Now, you may be asking, how well does this distribution fare when we limit the field to only the elite athletes? Well, the shape does not tend to match up as well as we saw in the graph above. Part of this is due to the field simply being smaller, so there is naturally more opportunity for variance from the expected distribution. However, for almost every event in last year's Games, there is no question that the normal distribution is a better fit than the current Games scoring table. The chart below shows a histogram the actual results from the men's Track Triplet along with the distribution of scores using the proposed scoring table and the current scoring table. I have displayed the distribution of scores from the scoring table with lines rather than bars to make the various shapes easier to discern.

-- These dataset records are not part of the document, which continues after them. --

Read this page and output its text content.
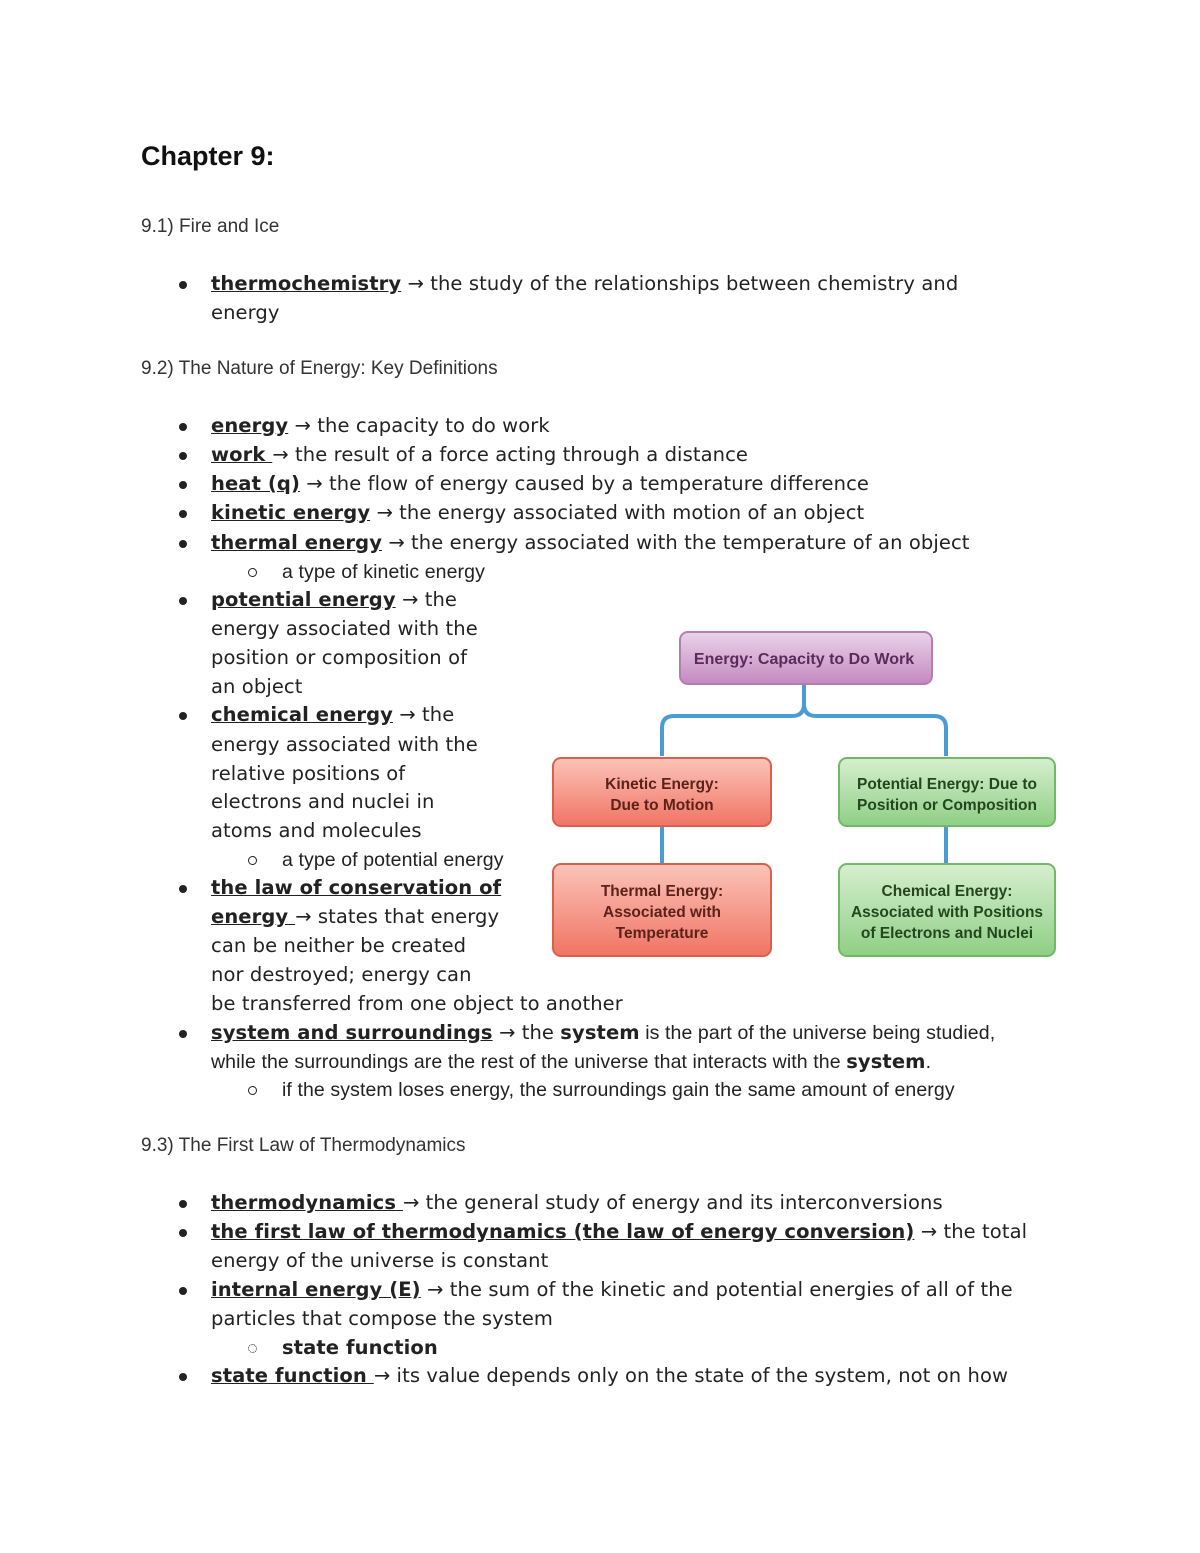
Chapter 9:
9.1) Fire and Ice
thermochemistry → the study of the relationships between chemistry and
energy
9.2) The Nature of Energy: Key Definitions
energy → the capacity to do work
work → the result of a force acting through a distance
heat (q) → the flow of energy caused by a temperature difference
kinetic energy → the energy associated with motion of an object
thermal energy → the energy associated with the temperature of an object
a type of kinetic energy
potential energy → the
energy associated with the
position or composition of
an object
chemical energy → the
energy associated with the
relative positions of
electrons and nuclei in
atoms and molecules
a type of potential energy
the law of conservation of
energy → states that energy
can be neither be created
nor destroyed; energy can
be transferred from one object to another
system and surroundings → the system is the part of the universe being studied,
while the surroundings are the rest of the universe that interacts with the system.
if the system loses energy, the surroundings gain the same amount of energy
Energy: Capacity to Do Work
Kinetic Energy:
Due to Motion
Potential Energy: Due to
Position or Composition
Thermal Energy:
Associated with
Temperature
Chemical Energy:
Associated with Positions
of Electrons and Nuclei
9.3) The First Law of Thermodynamics
thermodynamics → the general study of energy and its interconversions
the first law of thermodynamics (the law of energy conversion) → the total
energy of the universe is constant
internal energy (E) → the sum of the kinetic and potential energies of all of the
particles that compose the system
state function
state function → its value depends only on the state of the system, not on how
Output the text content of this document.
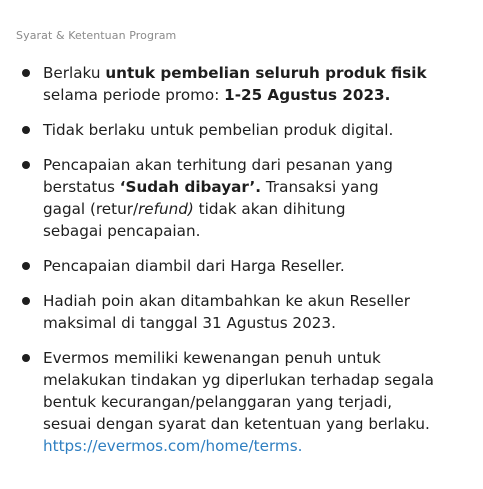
Syarat & Ketentuan Program
Berlaku untuk pembelian seluruh produk fisik
selama periode promo: 1-25 Agustus 2023.
Tidak berlaku untuk pembelian produk digital.
Pencapaian akan terhitung dari pesanan yang
berstatus ‘Sudah dibayar’. Transaksi yang
gagal (retur/refund) tidak akan dihitung
sebagai pencapaian.
Pencapaian diambil dari Harga Reseller.
Hadiah poin akan ditambahkan ke akun Reseller
maksimal di tanggal 31 Agustus 2023.
Evermos memiliki kewenangan penuh untuk
melakukan tindakan yg diperlukan terhadap segala
bentuk kecurangan/pelanggaran yang terjadi,
sesuai dengan syarat dan ketentuan yang berlaku.
https://evermos.com/home/terms.
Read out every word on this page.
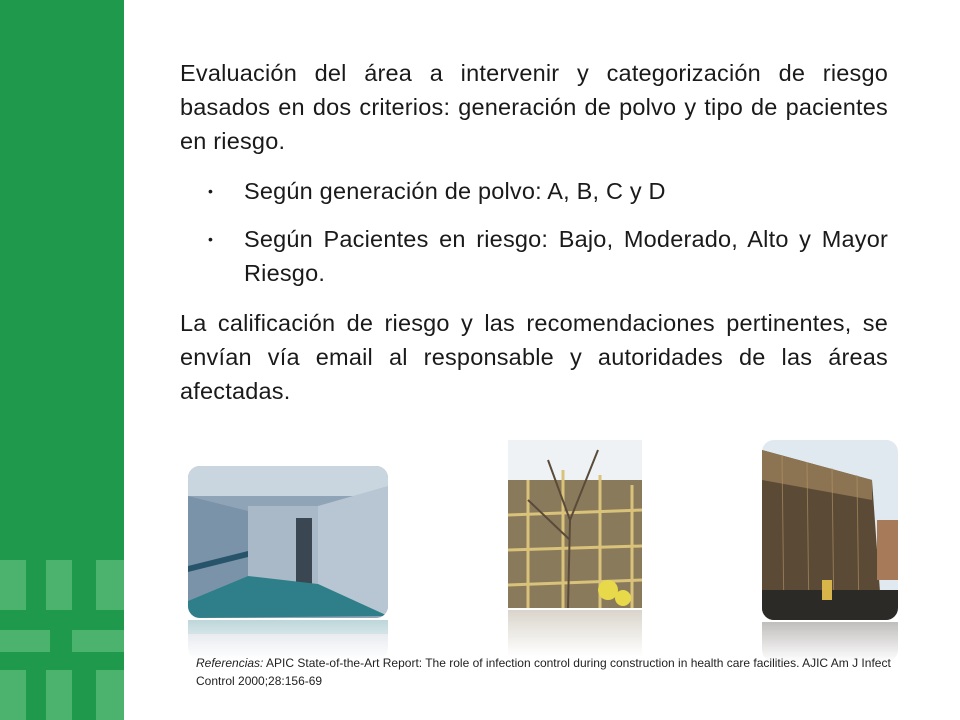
Evaluación del área a intervenir y categorización de riesgo basados en dos criterios: generación de polvo y tipo de pacientes en riesgo.

• Según generación de polvo: A, B, C y D
• Según Pacientes en riesgo: Bajo, Moderado, Alto y Mayor Riesgo.

La calificación de riesgo y las recomendaciones pertinentes, se envían vía email al responsable y autoridades de las áreas afectadas.

Referencias: APIC State-of-the-Art Report: The role of infection control during construction in health care facilities. AJIC Am J Infect Control 2000;28:156-69
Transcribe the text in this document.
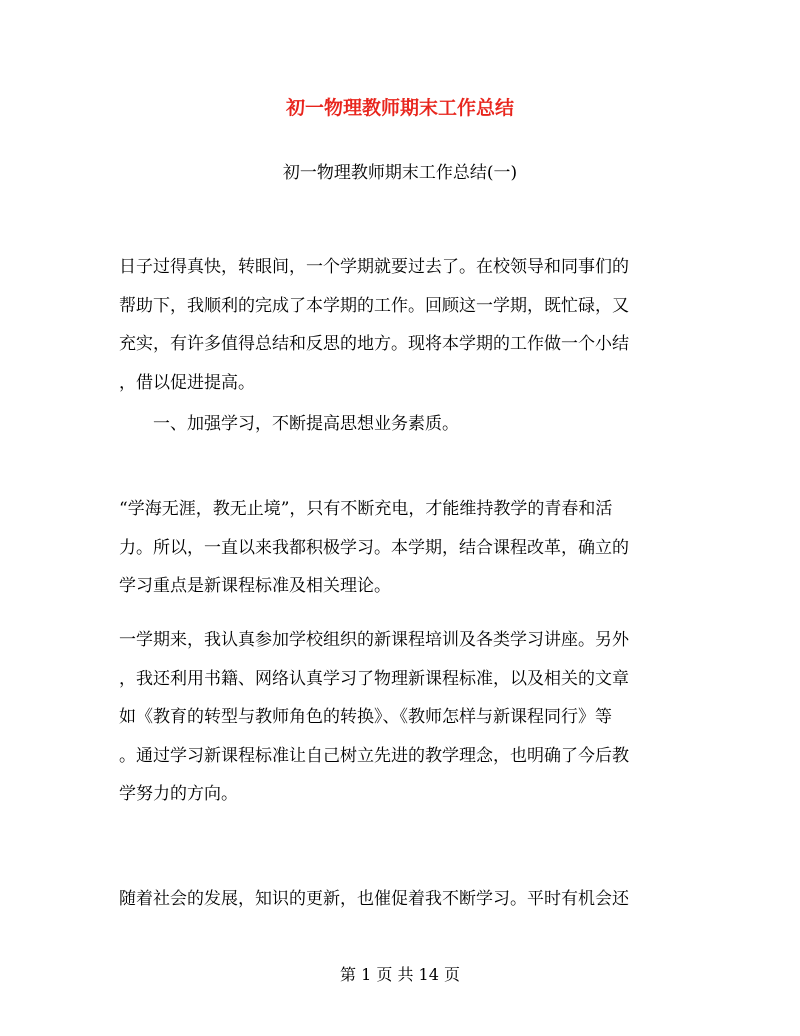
初一物理教师期末工作总结
初一物理教师期末工作总结(一)
日子过得真快，转眼间，一个学期就要过去了。在校领导和同事们的
帮助下，我顺利的完成了本学期的工作。回顾这一学期，既忙碌，又
充实，有许多值得总结和反思的地方。现将本学期的工作做一个小结
，借以促进提高。
一、加强学习，不断提高思想业务素质。
“学海无涯，教无止境”，只有不断充电，才能维持教学的青春和活
力。所以，一直以来我都积极学习。本学期，结合课程改革，确立的
学习重点是新课程标准及相关理论。
一学期来，我认真参加学校组织的新课程培训及各类学习讲座。另外
，我还利用书籍、网络认真学习了物理新课程标准，以及相关的文章
如《教育的转型与教师角色的转换》、《教师怎样与新课程同行》等
。通过学习新课程标准让自己树立先进的教学理念，也明确了今后教
学努力的方向。
随着社会的发展，知识的更新，也催促着我不断学习。平时有机会还
第 1 页 共 14 页
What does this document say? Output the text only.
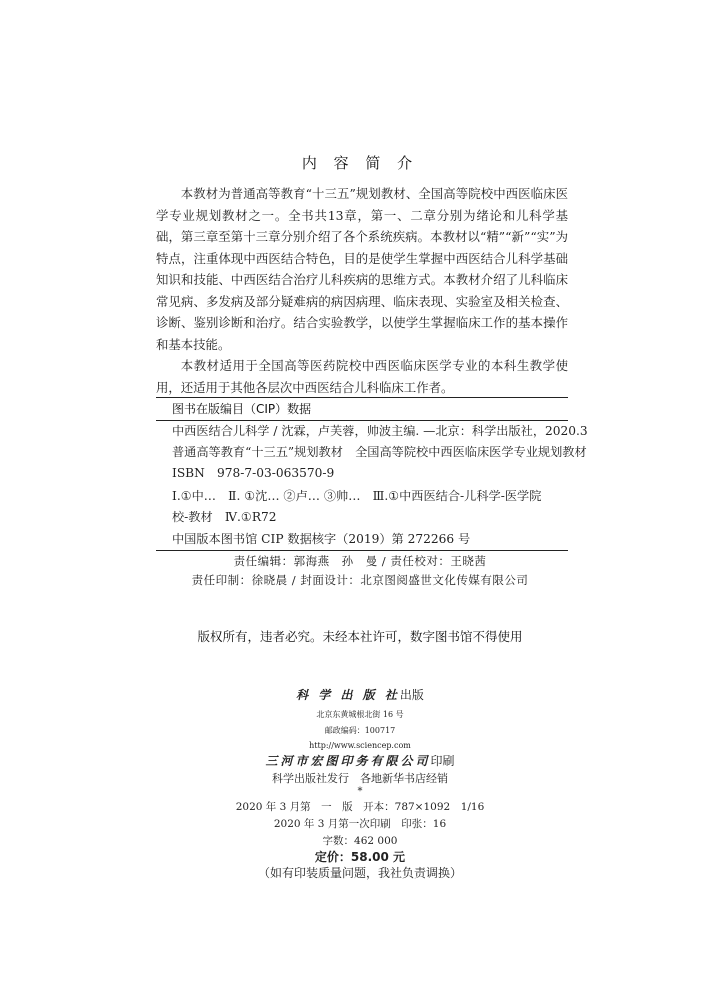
内 容 简 介

本教材为普通高等教育“十三五”规划教材、全国高等院校中西医临床医学专业规划教材之一。全书共13章，第一、二章分别为绪论和儿科学基础，第三章至第十三章分别介绍了各个系统疾病。本教材以“精”“新”“实”为特点，注重体现中西医结合特色，目的是使学生掌握中西医结合儿科学基础知识和技能、中西医结合治疗儿科疾病的思维方式。本教材介绍了儿科临床常见病、多发病及部分疑难病的病因病理、临床表现、实验室及相关检查、诊断、鉴别诊断和治疗。结合实验教学，以使学生掌握临床工作的基本操作和基本技能。

本教材适用于全国高等医药院校中西医临床医学专业的本科生教学使用，还适用于其他各层次中西医结合儿科临床工作者。

图书在版编目（CIP）数据
中西医结合儿科学 / 沈霖，卢芙蓉，帅波主编. —北京：科学出版社，2020.3
普通高等教育“十三五”规划教材　全国高等院校中西医临床医学专业规划教材
ISBN　978-7-03-063570-9
Ⅰ.①中…　Ⅱ. ①沈… ②卢… ③帅…　Ⅲ.①中西医结合-儿科学-医学院
校-教材　Ⅳ.①R72
中国版本图书馆 CIP 数据核字（2019）第 272266 号
责任编辑：郭海燕　孙　曼 / 责任校对：王晓茜
责任印制：徐晓晨 / 封面设计：北京图阅盛世文化传媒有限公司
版权所有，违者必究。未经本社许可，数字图书馆不得使用
科 学 出 版 社出版
北京东黄城根北街 16 号
邮政编码：100717
http://www.sciencep.com
三河市宏图印务有限公司印刷
科学出版社发行　各地新华书店经销
*
2020 年 3 月第　一　版　开本：787×1092　1/16
2020 年 3 月第一次印刷　印张：16
字数：462 000
定价：58.00 元
（如有印装质量问题，我社负责调换）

As stated above, we do not perfectly match the actual distribution of results. But clearly the actual results are better modeled with the normal distribution than with the current scoring table. As further evidence, the R-squared between the actual results and the proposed scoring table is 96.0%; the R-squared between the actual results and the current scoring table is only 83.9%. If we make this same comparison for each of the first 10 events for men and women (excluding the obstacle course, which was a bracket-style tournament), the R-squared was higher with the proposed scoring table than with the current table, with the exception of the women's Medball-HSPU workout.

I believe this proposed system, while not radically different than our current system, would be an improvement but would not have any of the same issues that concerned HQ about the standard deviation system. While the math used to set up the scoring system may be difficult for many to digest, that's all done behind the scenes and the resulting table is no more difficult to understand than the current Games scoring table, especially if we round all scores to the nearest whole number. If used in the Open, we'd almost certainly have to go out to a couple decimal places, but I think otherwise this system would work fine. And since we are still basing the scores on the placement and not the actual performance, this system also does not allow, as Tony said, "outliers in a single event [to] benefit tremendously." It does, however, reward performances at the top end (and punish performances at the low end) more than the current system.

I appreciate the fact that Tony took the time to review my prior work, and I hope that he and HQ will consider what I've proposed here.


*Below is the actual table (with rounding) that would be used in a field of 45 people (men's Games this year), compared with the current system.





**MATH NOTE: In case you were wondering, here is the actual formula I used in Excel to generate the table: 

POINTS = normsinv(1 - (placement / total athletes) + (0.5 / total athletes)) * (50 / normsinv(1 - (0.5 / total athletes)) + 50

This first part gives us the expected number of standard deviations from the mean, given the athlete's rank. Next we multiply that by 50 and divide by the expected number of standard deviations from the mean for the winner (this will give the winner 50 points and last place -50 points). Then we add 50 to make our scale go from 0-100.